Капитан также четко усвоил, как прекрасный ученик, нетрудный урок, что человек, которому завидуют, в глазах патологических завистников всегда видится пронырой, ловким дельцом, проходимцем или счастливым дураком, удачливой серостью. Но никогда не видят в нем ни талантов, ни тем более гениальности. А потому завистники — полуслепцы. Но они и полоумны, поскольку, как типичные глупцы, замечают и осмысливают все результаты деятельности людей, которым завидуют, не как объективную закономерность, а как чистую случайность. И Мулюков написал однажды полушутя-полусерьезно на клочке бумаги: «Завистник — это полоумный полуслепец, который в оценке успехов деятельности окружающих его людей, в отношении к ним исходит из полузвериных инстинктов, унаследованных еще от обезьянолюдей плиоценского периода кайнозойской эры, и который испытывает удовольствие, как дикарь-каннибал, когда пожирает очередную свою жертву».
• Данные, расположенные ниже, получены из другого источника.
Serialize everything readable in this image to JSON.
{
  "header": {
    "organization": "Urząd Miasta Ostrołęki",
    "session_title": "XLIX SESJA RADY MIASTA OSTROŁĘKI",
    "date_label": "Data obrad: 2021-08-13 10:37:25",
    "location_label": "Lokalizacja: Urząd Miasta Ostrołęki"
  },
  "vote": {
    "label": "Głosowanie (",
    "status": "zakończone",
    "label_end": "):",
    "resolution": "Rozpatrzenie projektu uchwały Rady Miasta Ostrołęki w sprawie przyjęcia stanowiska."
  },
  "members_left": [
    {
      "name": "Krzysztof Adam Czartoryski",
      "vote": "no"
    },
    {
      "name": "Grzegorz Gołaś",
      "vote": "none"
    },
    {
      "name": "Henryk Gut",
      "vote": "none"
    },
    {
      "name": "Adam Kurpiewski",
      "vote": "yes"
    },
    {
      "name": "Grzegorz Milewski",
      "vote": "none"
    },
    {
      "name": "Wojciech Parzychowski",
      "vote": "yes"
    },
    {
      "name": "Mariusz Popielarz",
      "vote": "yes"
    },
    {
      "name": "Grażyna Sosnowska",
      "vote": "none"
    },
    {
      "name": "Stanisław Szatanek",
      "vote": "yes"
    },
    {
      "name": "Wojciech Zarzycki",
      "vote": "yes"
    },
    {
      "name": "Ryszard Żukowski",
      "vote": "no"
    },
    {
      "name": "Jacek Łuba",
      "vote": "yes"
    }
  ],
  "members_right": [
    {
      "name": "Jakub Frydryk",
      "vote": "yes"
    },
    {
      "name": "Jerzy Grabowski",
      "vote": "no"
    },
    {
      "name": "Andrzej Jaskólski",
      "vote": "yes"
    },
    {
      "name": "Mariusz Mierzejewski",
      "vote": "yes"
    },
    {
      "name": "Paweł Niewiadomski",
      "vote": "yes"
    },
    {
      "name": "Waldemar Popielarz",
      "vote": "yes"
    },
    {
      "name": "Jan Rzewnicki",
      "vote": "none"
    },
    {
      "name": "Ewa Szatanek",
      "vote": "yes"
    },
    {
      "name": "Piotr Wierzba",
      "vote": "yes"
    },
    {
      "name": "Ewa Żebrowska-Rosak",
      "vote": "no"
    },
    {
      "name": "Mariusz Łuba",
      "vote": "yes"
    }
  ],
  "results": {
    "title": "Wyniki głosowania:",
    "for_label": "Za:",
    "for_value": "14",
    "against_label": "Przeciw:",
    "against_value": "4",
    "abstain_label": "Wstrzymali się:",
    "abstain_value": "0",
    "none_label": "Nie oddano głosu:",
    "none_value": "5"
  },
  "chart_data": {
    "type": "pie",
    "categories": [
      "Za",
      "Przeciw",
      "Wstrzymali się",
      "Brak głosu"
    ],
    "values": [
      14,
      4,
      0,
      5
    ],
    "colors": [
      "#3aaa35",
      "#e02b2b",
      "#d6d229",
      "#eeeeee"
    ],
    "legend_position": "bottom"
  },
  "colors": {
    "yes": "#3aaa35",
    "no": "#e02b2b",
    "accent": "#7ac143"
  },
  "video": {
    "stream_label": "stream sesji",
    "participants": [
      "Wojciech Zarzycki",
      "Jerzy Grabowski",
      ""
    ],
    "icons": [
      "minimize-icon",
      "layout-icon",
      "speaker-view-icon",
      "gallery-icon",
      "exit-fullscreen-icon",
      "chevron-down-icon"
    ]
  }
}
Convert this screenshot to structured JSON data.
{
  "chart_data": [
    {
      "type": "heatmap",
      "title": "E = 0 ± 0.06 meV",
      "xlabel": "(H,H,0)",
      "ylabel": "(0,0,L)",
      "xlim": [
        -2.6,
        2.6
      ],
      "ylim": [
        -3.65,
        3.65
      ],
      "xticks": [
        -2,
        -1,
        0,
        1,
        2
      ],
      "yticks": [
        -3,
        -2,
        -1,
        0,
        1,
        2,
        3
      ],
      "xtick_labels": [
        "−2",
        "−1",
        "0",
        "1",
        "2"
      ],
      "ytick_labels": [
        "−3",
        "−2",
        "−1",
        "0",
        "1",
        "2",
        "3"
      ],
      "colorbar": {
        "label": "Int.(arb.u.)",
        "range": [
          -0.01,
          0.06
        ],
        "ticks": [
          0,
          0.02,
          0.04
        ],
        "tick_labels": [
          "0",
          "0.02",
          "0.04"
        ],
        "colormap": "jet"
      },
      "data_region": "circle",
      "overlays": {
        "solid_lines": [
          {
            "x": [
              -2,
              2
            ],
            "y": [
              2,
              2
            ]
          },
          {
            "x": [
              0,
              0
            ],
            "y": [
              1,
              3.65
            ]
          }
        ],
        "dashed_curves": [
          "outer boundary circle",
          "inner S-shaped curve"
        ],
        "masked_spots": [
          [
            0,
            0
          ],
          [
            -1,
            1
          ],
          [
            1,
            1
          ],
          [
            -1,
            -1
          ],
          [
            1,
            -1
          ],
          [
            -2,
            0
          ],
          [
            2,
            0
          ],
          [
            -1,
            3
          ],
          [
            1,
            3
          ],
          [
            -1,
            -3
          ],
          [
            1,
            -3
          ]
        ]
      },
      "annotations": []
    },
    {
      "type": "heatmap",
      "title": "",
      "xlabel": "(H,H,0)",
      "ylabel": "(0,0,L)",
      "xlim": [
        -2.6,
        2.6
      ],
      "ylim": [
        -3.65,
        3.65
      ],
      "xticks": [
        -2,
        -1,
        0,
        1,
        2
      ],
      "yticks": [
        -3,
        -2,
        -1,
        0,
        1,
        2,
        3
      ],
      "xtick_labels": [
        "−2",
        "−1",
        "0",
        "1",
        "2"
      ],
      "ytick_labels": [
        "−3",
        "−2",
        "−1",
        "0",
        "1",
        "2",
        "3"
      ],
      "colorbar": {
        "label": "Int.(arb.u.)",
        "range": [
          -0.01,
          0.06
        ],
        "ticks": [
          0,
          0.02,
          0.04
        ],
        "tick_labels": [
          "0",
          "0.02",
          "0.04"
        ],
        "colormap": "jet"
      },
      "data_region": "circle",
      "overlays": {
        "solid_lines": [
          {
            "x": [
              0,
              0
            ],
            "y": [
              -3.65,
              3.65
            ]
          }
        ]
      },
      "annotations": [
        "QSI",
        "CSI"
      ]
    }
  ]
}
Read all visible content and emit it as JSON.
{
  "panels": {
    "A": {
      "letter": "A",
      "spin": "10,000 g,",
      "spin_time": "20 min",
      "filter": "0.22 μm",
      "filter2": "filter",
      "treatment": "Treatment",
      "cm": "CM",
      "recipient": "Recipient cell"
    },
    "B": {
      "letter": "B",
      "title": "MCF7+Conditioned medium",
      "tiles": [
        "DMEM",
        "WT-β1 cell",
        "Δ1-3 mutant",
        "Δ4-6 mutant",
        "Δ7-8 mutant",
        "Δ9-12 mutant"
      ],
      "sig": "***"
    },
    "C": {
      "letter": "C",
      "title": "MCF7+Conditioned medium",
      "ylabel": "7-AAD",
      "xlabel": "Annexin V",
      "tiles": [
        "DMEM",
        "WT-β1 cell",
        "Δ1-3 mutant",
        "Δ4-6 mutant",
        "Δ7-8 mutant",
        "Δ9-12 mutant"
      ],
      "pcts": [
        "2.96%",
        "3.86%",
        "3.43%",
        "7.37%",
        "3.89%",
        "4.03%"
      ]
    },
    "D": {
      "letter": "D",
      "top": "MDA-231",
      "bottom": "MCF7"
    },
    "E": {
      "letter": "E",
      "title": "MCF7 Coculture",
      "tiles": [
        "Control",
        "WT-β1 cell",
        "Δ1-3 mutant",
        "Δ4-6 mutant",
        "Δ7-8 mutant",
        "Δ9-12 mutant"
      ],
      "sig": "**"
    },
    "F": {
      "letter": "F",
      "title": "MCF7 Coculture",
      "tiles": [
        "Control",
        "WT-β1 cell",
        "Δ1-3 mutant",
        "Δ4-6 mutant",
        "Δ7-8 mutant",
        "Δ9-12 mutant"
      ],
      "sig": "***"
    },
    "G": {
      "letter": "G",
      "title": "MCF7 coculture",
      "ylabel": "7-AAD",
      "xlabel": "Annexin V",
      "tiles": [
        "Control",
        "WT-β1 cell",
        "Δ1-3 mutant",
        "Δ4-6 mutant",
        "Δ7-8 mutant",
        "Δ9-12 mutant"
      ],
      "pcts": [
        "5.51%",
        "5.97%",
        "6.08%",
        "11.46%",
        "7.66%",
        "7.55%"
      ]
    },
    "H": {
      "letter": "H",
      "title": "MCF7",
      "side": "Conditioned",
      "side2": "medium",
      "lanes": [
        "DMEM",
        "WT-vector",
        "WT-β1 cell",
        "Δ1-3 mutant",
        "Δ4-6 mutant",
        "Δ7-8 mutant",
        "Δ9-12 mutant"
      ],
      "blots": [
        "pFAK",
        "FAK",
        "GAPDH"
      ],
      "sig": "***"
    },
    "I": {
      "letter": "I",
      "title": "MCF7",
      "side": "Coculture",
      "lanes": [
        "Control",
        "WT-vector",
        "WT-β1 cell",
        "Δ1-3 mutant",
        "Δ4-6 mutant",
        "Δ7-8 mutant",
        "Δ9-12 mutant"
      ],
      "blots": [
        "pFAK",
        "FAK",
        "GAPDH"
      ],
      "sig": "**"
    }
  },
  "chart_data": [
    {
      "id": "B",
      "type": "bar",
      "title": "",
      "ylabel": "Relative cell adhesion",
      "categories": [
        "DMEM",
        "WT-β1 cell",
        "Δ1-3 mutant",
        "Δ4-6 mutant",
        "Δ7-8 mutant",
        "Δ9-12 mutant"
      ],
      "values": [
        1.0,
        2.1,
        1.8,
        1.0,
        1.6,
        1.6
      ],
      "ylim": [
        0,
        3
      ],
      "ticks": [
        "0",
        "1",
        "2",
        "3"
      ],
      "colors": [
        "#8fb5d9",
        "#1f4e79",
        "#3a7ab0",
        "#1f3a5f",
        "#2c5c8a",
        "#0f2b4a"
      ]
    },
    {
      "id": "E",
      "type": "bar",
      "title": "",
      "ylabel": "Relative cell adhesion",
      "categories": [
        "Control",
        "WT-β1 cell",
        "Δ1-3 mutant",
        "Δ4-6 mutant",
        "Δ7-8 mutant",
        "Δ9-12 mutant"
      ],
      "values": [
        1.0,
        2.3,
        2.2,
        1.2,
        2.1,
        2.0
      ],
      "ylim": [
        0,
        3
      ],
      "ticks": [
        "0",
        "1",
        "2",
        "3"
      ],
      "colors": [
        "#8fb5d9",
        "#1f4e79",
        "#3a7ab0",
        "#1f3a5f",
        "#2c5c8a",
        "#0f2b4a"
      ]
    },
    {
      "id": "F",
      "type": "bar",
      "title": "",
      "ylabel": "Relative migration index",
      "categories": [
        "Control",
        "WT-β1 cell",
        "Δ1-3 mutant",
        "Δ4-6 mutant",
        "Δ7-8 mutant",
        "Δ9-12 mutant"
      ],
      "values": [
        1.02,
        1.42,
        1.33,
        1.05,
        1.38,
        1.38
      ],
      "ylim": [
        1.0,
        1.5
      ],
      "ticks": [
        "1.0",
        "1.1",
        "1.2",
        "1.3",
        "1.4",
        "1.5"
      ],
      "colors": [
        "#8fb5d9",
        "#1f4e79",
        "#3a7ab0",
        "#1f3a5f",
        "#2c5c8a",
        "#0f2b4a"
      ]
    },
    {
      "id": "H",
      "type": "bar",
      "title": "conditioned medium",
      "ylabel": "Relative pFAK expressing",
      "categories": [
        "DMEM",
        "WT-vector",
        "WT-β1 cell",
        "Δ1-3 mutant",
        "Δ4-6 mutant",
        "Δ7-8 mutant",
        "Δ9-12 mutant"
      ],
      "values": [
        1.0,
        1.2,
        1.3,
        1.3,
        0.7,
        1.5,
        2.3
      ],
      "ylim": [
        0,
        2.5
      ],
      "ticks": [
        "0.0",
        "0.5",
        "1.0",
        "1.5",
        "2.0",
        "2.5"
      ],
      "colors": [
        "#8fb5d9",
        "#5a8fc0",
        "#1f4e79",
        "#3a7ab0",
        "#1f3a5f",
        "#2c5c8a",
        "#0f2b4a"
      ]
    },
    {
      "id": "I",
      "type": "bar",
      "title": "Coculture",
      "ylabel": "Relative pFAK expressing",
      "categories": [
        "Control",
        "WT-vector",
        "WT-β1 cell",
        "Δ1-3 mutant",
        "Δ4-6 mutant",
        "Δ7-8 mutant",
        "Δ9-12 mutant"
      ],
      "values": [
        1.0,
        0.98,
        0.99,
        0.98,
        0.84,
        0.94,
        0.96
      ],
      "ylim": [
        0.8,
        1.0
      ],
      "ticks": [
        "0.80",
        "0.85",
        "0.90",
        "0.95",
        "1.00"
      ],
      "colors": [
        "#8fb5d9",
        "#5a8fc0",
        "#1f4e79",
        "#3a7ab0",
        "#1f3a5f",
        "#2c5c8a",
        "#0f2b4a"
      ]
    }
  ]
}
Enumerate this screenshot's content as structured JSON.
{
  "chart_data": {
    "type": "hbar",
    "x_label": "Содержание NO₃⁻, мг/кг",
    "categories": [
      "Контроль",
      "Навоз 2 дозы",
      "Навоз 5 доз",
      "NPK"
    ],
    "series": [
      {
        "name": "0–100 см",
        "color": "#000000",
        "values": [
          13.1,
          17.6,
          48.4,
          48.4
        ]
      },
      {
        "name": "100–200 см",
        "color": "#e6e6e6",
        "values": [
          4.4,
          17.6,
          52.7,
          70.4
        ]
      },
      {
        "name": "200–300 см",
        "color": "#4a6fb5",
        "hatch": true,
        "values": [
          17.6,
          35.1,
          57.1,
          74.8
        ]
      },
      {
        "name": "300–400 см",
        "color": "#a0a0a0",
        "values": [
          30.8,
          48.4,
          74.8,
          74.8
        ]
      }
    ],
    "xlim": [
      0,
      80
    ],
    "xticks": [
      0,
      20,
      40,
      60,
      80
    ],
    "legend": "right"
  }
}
Мулюков даже не предполагал, что из-за этой бумажки у него будут неприятности по службе. Он оставил ее на своем рабочем столе и на минутку отлучился. Когда же вернулся в свой кабинет, бумажка с этой записью бесследно исчезла. Собственно, капитан и не искал ее. Но через несколько дней его вызвал к себе полковник Кузьмин, положил перед ним этот клочок бумажки и тихо, сухо спросил:
— Ваше сочинение?
Увидев знакомую бумажку, Мулюков утвердительно кивнул.
— Значит, вы, милостивый сударь, относите меня к завистникам-людоедам? — Лицо полковника побагровело. — Позвольте вас, досточтимый капитан, спросить: почему в вашем представлении я заслужил такой высокой чести?
Мулюков в первую минуту не мог понять, каким образом эта бумажка оказалась у его начальника и почему тот отнес ее содержание на свой счет. Но когда капитан пробежал глазами по тексту, он чуть не поперхнулся: кто-то приписал, подделав его почерк: «Сей завистник-душегуб и дубина — полковник А. П. Кузьмин». Мулюков конечно же пояснил ему все как было. Но все равно после этого случая его начальник резко изменился: перестал с ним советоваться, всегда говорил холодным тоном, совал его, как кляп, в пасть провалов и огрехов, которые допускали его коллеги. Словом, жизнь стала трудней, и Мулюков начал замечать в последние дни злорадные ухмылки Миргазиянова и его дружка прапорщика Дардиева, служившего в одном из полков казанского гарнизона. Этот Дардиев, перед тем как пойти на военную службу, промышлял граверными работами. И Мулюков слышал, что прапорщик за большой куш вспоминает свое ремесло: фабрикует разным хмырям и уголовникам чистенькие документы с надежными печатями. Этот бывший гравер мастерски подделывал любые почерки.